War es vielleicht doch ein Fehler? Bill will nicht dass er seine Freunde verliert. Doch er kann jetzt auch schlecht zu Ellen gehen und sagen „bitte geht meine Freunde sind mir wichtiger als ihr“. Wobei irgendwie sind ihm Ellen und Andrew nach dem einen Tag auch schon wichtig geworden. Er möchte nicht dass sie hungern. Bill geht nach unten zu seinen Eltern und sagt: „Phil hat was vergessen. Ich bring es ihm schnell hinterher.“ Natürlich hat Phillip nichts vergesse, weil er auch nichts dabei gehabt hat. Selbst wenn, im Moment würde bill ihm nicht wie ein Schoßhündchen nach rennen. Draußen läuft Bill zum Gartenhaus und geht rein. Andrew schläft auf der Couch, Ellen auf dem Boden. Es scheint alles in Ordnung zu sein, gerade als er wieder gehen möchte flüstert eine leise Stimme: „Bill? Bist du das?“
„Ja tut mir leid ich wollt dich nicht wecken. Ich hab gedacht ich guck mal ob alles okay ist. Schlaf weiter.“, sagt er.
Bill ist schon wieder fast draußen, da flüstert Ellen: „Bill?“
„Ja?“ Mitten in der Bewegung hält er inne.
„Danke“, sagt Ellen. Er kommt auf sie zu und geht neben ihr in die Hocke und sagt: „Kein Problem. Habe ich gern gemacht.“
Ellen sieht richtig lieb aus, wie so dort liegt. Die Decke bis zum Hals hochgezogen und die Arme unter ihr versteckt. Nur ihre Haare sind verstrubbelt und ungepflegt. Genauso wie Andrews. Angenommen er würde morgen wieder nicht in die Schule gehen, könnte er die zwei ins Haus bringen, sobald seine Eltern auf der Arbeit sind. Im Haus könnten sie sich sauber machen. Hilfe! Was denkt er hier. Wenn er das macht, ist die Freundschaft mit Phil komplett kaputt.

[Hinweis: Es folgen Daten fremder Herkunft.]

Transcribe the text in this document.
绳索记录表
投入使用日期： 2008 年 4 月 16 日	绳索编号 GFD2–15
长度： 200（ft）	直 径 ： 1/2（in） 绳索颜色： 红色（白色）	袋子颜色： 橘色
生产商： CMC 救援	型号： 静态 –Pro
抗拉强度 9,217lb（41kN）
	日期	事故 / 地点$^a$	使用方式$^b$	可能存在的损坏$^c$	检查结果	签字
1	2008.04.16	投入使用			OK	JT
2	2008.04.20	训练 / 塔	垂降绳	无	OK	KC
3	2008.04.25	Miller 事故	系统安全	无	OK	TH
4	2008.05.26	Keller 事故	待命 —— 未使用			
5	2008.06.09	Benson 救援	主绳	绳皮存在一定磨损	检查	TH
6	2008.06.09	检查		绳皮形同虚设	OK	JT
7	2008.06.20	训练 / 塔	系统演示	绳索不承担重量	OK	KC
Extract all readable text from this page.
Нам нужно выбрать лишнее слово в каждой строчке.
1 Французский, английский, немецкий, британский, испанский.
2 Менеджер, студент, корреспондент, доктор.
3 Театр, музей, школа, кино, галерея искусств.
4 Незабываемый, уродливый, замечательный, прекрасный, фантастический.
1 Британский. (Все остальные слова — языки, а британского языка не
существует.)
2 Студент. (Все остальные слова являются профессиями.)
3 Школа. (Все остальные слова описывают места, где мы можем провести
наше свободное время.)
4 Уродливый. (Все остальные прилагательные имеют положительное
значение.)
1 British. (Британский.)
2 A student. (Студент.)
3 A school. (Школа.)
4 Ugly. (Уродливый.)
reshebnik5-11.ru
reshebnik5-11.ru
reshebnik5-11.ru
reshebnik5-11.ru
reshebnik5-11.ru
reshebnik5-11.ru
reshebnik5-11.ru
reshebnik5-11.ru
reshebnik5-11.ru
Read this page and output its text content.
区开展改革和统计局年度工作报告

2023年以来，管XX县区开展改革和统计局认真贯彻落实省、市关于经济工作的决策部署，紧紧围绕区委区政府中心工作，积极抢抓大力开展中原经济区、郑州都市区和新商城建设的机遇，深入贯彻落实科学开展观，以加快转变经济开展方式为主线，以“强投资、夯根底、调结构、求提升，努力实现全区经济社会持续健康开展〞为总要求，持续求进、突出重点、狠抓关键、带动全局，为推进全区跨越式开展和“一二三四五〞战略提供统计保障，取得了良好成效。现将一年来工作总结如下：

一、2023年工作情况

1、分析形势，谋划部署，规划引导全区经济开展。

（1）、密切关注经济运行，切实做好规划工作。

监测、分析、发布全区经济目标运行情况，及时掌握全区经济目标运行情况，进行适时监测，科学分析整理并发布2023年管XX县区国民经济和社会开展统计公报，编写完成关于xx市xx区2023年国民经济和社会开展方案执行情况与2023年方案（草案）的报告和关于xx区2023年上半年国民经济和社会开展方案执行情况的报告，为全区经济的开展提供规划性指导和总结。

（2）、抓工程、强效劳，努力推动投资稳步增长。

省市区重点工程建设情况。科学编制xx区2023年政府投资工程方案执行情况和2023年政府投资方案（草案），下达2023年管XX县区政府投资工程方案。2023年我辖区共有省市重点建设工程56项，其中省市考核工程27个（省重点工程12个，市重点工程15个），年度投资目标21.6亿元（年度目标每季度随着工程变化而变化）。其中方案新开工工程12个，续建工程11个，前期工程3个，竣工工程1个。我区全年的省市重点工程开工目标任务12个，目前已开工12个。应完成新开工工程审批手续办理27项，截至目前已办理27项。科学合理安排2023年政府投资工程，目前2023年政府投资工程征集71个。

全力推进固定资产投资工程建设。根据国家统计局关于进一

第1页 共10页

„Ellen, hör mir mal zu. Ihr könnt morgen gern noch hier bleiben. Ich kann nur erst morgen Mittag nach der Schule wieder kommen. Es wird schwer werden euch morgen früh schon essen zu bringen, weil meine Mutter hat erst später einen Termin.“, erklärt Bill.
„ Du machst schon genug. Ist in Ordnung“, erwidert sie. Mit einem Schlaf gut verlässt Bill das Gartenhaus und kehrt in sein Zimmer zurück. Bill zieht sich um und schreibt eine SMS an Phil. Sorry wegen vorhin!!! Bitte sag es niemandem!!!

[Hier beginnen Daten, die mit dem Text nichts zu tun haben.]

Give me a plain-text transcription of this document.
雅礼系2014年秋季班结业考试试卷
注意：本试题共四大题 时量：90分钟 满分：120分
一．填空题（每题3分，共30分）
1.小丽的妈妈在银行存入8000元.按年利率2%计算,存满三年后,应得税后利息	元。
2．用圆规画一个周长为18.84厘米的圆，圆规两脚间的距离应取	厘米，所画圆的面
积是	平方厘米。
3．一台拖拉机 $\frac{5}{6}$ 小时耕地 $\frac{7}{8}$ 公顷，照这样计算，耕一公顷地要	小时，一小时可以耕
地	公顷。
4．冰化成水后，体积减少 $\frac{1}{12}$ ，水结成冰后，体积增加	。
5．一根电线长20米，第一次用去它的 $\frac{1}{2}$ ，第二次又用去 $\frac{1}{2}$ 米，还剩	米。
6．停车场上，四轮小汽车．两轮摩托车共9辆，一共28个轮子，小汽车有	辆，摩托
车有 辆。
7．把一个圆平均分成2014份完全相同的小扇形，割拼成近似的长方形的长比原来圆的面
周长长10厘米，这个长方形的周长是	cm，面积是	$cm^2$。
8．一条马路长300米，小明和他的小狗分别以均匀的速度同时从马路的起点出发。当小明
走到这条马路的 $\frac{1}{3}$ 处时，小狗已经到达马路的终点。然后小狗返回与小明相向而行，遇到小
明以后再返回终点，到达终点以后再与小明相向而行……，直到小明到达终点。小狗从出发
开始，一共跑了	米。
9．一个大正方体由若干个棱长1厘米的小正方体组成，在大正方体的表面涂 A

Blöderweise läuft nichts Gescheites im Fernsehen, also bleibt Bill nichts anderes übrig als auf dem Bett zu sitzen, sein Handy anzustarren und auf eine Antwort zu warten. Das Display erleuchtet aber es ist nur eine SMS von Jessica, was los ist. Bill schreibt zurück: Mir ging’s nicht gut. Gott sei Dank kommt keine weitere SMS von ihr, doch zum Glück kommt endlich nach einer gefühlten Ewigkeit die Antwort von Phil. Ok. Er ist immer noch sauer, denn sonst hätte Phillip nie diese nicht Aussage kräftige SMS geschrieben. Zurück schreiben bringt doch eh nichts, denkt sich Bill und versucht anschießend ein zu schlafen.